ちょうど隧道の半ば辺り、パイプ椅子がいくつか並べられ小さな舞台には数十名のコーラス隊がスポットライトを浴び演目を披露していた。
「ボーカルのいないアカペラのコーラスね。いいリズムの曲だわ」
すみれは席に座り披露する曲に酔いしれた。
「あぁ~、この曲懐かしいわぁ~。でも中途半端に古いからタイトルが思い出せないぃ」
沙織は目をつぶり必死に思い出そうとしている。
「私の方こそ全然思い出されないのよ。適切な表現をする際に良い言葉がパッと出てこないくらい気持ち悪い感覚なのよっ!」
翠は難しく分かりづらい例えを出した。
「ただ単にボキャブラリィがないだけじゃん」
沙織は一言翠に言い放って曲のコーラスに集中しタイトルを探っている。
「この曲が流れていた頃の記憶を遡って思い出してみればいいじゃない」
すみれは沙織にいいヒントを与えた。
「そういえばこれは四人でUFOを呼び出して交信をしようと儀式の最中に持ってきたラジカセがおかしくなって、雑音とともにラジオ放送が流れ込んでそこで掛かってきた曲よ!」
沙織の記憶がひとコマずつ呼び起こす様に段々と鮮明になってきた。
「そうよ、あれは此処に来る前日の夜だったわ。此処に来る旅費を抑えようとUFOを呼び出して乗せてもらおうと思っていたのよ!」
翠の記憶も徐々によみがえってきた。
「なんと姑息な考えね」
すみれは唖然となった。
「それでわたし達は輪になり真ん中にラジカセを置いて最初は順調にカセットテープの曲を流して交信していたの」
「商店街の怪しげな骨董品屋で魅力的な存在を感じて買ったのよね」
沙織の記憶と一緒に翠の記憶も合わさってきた。
「すると急にノイズが入ってどこかのラジオ番組が紛れ込んできたの。えぇ~とっ、確かあれは・・、コウライ・・チンチン・・」
「もうその名前は出さんでいいっ!」
沙織の記憶を翠が遮った。
「そして見上げるとまばゆい光に包まれて・・」
「そこから記憶が無いのよね・・」
ようやく二人の記憶が一致した。
「それはUFOに連れ拐われたのよ!そして此処に来た。それで旅費が浮いたのも確かだわ。ようやく答えが出たじゃない!」
すみれは安心したのか誇らかな顔になった。沙織と翠もホッと落ち着き和やかで睦まじいムードになった頃、既にミニコンサートは終了しており、舞台が片付けられていた。
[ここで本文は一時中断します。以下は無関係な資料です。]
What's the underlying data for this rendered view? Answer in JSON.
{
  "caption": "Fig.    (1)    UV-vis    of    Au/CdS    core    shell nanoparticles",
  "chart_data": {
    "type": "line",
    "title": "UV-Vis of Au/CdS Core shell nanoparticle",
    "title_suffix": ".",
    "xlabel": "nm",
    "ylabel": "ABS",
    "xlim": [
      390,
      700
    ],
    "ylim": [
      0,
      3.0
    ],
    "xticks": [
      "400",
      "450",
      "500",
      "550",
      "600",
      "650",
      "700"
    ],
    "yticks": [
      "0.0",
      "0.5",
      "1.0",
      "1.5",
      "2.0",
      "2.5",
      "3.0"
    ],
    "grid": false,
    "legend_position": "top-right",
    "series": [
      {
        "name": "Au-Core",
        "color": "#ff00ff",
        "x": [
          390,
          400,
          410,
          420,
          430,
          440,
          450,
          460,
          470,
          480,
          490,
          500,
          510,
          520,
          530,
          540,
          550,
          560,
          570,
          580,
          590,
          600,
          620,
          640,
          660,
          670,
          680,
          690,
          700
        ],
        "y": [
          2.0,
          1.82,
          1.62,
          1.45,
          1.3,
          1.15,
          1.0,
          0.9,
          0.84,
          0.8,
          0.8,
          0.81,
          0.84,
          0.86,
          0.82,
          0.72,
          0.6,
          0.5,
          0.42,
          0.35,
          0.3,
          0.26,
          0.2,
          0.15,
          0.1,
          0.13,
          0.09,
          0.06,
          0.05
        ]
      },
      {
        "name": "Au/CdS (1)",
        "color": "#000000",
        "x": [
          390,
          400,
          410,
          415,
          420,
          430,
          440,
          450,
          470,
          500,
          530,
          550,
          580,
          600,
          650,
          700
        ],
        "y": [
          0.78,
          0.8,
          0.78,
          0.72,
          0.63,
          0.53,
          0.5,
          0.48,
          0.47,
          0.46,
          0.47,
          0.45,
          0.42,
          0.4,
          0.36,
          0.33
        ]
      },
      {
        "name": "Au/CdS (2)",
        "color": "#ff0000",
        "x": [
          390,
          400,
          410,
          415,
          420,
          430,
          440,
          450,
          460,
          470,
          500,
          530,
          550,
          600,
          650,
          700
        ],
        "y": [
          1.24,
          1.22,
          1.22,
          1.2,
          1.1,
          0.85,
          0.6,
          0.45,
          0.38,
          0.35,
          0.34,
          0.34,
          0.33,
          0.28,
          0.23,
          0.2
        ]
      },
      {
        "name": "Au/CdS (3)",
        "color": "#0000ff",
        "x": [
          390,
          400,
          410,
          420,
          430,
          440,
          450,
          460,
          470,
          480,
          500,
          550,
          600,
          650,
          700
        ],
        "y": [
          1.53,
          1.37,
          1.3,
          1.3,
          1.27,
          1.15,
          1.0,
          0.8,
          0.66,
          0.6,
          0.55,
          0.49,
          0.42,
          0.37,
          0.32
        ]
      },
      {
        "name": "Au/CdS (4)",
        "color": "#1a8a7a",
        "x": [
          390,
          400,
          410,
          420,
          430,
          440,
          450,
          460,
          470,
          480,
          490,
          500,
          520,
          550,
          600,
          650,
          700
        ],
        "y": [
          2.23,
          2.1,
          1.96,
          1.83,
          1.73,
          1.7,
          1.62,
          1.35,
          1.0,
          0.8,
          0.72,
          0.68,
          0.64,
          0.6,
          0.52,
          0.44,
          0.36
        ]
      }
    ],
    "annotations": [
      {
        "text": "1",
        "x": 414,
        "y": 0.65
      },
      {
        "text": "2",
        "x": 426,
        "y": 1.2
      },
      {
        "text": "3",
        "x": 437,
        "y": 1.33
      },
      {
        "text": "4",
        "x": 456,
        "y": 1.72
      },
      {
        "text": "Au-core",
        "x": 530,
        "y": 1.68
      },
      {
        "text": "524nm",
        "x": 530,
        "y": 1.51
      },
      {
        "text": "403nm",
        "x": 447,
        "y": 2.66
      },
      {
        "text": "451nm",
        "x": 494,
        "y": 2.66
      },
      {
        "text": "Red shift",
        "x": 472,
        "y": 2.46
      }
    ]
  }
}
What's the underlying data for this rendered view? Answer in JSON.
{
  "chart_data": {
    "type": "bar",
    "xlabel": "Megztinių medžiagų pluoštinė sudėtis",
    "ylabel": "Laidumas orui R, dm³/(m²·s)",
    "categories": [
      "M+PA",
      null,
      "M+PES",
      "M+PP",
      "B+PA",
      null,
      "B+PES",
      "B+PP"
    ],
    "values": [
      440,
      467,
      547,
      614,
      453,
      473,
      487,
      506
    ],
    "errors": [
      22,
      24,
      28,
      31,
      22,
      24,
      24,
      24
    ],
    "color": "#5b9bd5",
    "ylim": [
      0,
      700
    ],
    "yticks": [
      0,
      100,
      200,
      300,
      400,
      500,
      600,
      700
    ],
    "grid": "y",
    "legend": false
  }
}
「結局、思い出そうとしていた曲は何だったのかしら?」
沙織は“まっいいかっ”となった。
また忽然と片付けられた舞台の奥から長く伸びるレンガ造りの外装がまだ続いていた。
「まだこの隧道、先があるわよっ!」
翠は前のめりで覗き込んだ。
「最後まで行ってみたぁ~い!」
沙織もまだ奥に繋がるその先が気になってしゃぁない。
「これから先は応募して抽選に当たらなければ進めないわ」
すみれが説明モードに入った。
「どうやって応募するのよ」
翠は興味津々だ。
「Webで応募ができるわ。そして抽選に当たれば11月10日の土木の日にこれから先に進めるって事よ」
そう言いながらすみれはポケットからスマホを取り出した。
「Webって何よ!それにそれは何よっ!」
沙織は驚きが隠せない。
「Web知らないの?インターネットは?スマホは?」
すみれの方こそ驚いている。
「知らないわよ」
沙織はポカーンとなった。
「LINEは、SNSにXは、はたまたAIは?」
すみれは連呼した。
「知らなぁーい」
沙織と翠が声を合わせて言った。
「そんな言葉初めて聞くわよ」
翠がツンケンとした顔になった。